Research at IUI focuses on the intersection of Artificial Intelligence (AI) and Human-Computer Interaction (HCI) and covers both the computational and human-centered aspects of modern interface design and development.
A search for Carnegie Mellon University in the IUI program returns a full list of accepted papers and workshops at IUI 2026 from CMU researchers. Authors from CMU's Human-Computer Interaction Institute contributed to two accepted papers, both listed below.
Visual Lyrics: Generating Animated Text for Music Lyric Videos with an Augmented Text Editor
David Chuan-En Lin, Cuong Nguyen (Adobe Research), Hijung Valentina Shin (Adobe Research), Nikolas Martelaro
🔗 Paper
Abstract: Animated lyric videos transform song lyrics into dynamic visual experiences, offering a powerful medium for artistic expression and audience engagement. However, creating these videos is challenging, requiring expertise in audio, typography, graphic design, and animation, making it inaccessible to novices. To address this challenge, we introduce Visual Lyrics, a proof-of-concept system for generating animated lyric videos controlled with an augmented text editor interface. We examined existing lyric videos to distill a taxonomy and design guidelines, informing the design of Visual Lyrics. Our key insight is a multimodal music analysis pipeline based on the taxonomy and leveraging LLM’s strong natural language understanding and code generation capabilities to synthesize creative and semantically meaningful animations. We collected a dataset of over 300 code-driven creative text animations to serve as inspiration for our LLM-driven pipeline, which we open source. In a user study, Visual Lyrics enabled novices to easily create high-quality animated lyric videos with high ratings of enjoyment, inspiration, and exploration.

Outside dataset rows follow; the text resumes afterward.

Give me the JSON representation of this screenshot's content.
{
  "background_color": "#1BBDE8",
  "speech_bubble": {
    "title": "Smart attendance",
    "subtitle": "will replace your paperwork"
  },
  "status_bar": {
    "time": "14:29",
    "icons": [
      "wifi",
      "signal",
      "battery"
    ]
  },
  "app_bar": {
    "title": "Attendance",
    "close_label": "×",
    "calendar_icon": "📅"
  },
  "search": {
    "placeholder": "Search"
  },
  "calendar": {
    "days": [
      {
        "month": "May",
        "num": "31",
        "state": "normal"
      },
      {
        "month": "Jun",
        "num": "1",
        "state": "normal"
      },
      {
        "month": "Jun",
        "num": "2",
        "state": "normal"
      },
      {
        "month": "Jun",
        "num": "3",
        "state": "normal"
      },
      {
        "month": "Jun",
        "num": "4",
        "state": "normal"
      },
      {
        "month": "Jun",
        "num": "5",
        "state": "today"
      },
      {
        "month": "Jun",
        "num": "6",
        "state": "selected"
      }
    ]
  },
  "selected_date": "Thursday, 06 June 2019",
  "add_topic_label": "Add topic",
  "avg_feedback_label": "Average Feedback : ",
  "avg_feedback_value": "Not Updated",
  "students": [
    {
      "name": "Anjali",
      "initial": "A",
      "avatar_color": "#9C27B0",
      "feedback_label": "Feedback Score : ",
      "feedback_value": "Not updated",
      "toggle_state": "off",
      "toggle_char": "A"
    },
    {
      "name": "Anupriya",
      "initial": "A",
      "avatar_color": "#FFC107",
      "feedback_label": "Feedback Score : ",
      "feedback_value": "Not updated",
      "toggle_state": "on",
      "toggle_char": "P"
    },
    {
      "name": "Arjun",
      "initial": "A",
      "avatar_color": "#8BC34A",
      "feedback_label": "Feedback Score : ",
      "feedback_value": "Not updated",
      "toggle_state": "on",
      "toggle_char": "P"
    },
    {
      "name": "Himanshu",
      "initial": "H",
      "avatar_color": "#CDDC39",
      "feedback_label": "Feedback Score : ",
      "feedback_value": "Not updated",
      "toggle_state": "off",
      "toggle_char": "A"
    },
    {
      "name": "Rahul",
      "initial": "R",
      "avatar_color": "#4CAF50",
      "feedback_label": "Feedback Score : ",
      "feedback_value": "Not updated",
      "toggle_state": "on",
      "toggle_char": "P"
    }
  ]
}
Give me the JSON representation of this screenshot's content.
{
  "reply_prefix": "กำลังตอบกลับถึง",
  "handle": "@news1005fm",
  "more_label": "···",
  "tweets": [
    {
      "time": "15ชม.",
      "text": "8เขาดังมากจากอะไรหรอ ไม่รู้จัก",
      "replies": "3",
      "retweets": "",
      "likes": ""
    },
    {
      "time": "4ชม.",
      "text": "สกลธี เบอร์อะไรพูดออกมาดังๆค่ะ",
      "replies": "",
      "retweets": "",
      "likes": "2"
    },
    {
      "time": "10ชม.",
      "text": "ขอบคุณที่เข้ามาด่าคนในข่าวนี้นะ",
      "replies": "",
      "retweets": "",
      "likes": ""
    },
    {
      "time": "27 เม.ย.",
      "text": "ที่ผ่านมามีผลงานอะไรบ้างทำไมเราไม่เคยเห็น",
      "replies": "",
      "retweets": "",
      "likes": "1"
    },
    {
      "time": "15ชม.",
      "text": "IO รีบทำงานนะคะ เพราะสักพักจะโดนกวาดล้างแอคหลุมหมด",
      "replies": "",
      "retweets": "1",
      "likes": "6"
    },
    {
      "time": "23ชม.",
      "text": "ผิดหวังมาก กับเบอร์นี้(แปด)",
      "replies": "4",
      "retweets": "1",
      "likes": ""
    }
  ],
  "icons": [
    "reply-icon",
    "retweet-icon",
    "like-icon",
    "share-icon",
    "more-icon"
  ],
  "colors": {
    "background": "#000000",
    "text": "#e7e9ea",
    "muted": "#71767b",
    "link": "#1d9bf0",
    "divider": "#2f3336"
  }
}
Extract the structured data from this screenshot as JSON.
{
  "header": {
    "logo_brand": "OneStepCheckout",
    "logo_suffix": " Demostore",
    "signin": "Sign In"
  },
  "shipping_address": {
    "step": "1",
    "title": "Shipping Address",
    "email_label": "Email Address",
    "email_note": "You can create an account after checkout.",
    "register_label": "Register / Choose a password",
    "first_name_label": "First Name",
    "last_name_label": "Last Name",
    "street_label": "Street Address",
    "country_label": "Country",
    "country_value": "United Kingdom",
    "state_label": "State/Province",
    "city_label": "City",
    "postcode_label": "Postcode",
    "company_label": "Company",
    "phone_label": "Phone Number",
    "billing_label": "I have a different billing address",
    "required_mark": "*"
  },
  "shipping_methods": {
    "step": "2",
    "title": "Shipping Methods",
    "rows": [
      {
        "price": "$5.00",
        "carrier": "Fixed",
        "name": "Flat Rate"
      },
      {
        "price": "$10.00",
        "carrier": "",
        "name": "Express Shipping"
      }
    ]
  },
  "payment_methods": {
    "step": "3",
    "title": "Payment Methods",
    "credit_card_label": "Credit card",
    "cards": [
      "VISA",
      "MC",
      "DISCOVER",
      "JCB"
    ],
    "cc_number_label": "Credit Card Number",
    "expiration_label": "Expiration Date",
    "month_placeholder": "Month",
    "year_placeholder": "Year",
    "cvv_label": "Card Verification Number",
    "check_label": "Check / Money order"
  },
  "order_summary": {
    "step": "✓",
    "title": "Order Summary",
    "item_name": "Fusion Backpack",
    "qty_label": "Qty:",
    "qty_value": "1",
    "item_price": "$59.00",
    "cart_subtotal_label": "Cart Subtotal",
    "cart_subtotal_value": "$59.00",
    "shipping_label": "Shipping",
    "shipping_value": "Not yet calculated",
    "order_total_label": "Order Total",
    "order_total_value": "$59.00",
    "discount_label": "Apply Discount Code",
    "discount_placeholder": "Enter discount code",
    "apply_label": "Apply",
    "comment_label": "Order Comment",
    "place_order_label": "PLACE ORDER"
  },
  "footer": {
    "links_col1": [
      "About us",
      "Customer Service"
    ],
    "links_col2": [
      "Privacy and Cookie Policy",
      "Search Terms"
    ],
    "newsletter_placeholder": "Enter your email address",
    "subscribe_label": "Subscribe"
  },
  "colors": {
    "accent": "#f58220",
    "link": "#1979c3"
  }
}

ConverSearch: Supporting Experts in Human Behavior Analysis of Conversational Videos with a Multimodal Scene Search Tool (TIIS)
Riku Arakawa, Kiyosu Maeda, Hiromu Yakura (Max-Planck Institute for Human Development)
🔗 Paper
Abstract: Multimodal scene search of conversations is essential for unlocking valuable insights into social dynamics and enhancing our communication. While experts in conversational analysis have their own knowledge and skills to find key scenes, a lack of comprehensive, user-friendly tools that streamline the processing of diverse multimodal queries impedes efficiency and objectivity. To address this gap, we developed ConverSearch, a visual-programming-based tool based on insights for effective interface and implementation design derived from a formative study with experts. The tool allows experts to integrate various machine learning algorithms to capture human behavioral cues without the need for coding. Our user study, employing the System Usability Scale (SUS) and satisfaction metrics, demonstrated high user preference, reflecting the tool’s ease of use and effectiveness in supporting scene search tasks. Additionally, through a deployment trial within industrial organizations, we confirmed the tool’s objectivity, reusability, and potential to enhance expert workflows. This suggests the advantages of expert-AI collaboration in domains requiring human contextual understanding and demonstrates how customizable, transparent tools yielding reusable artifacts can support expert-driven tasks in complex, multimodal environments.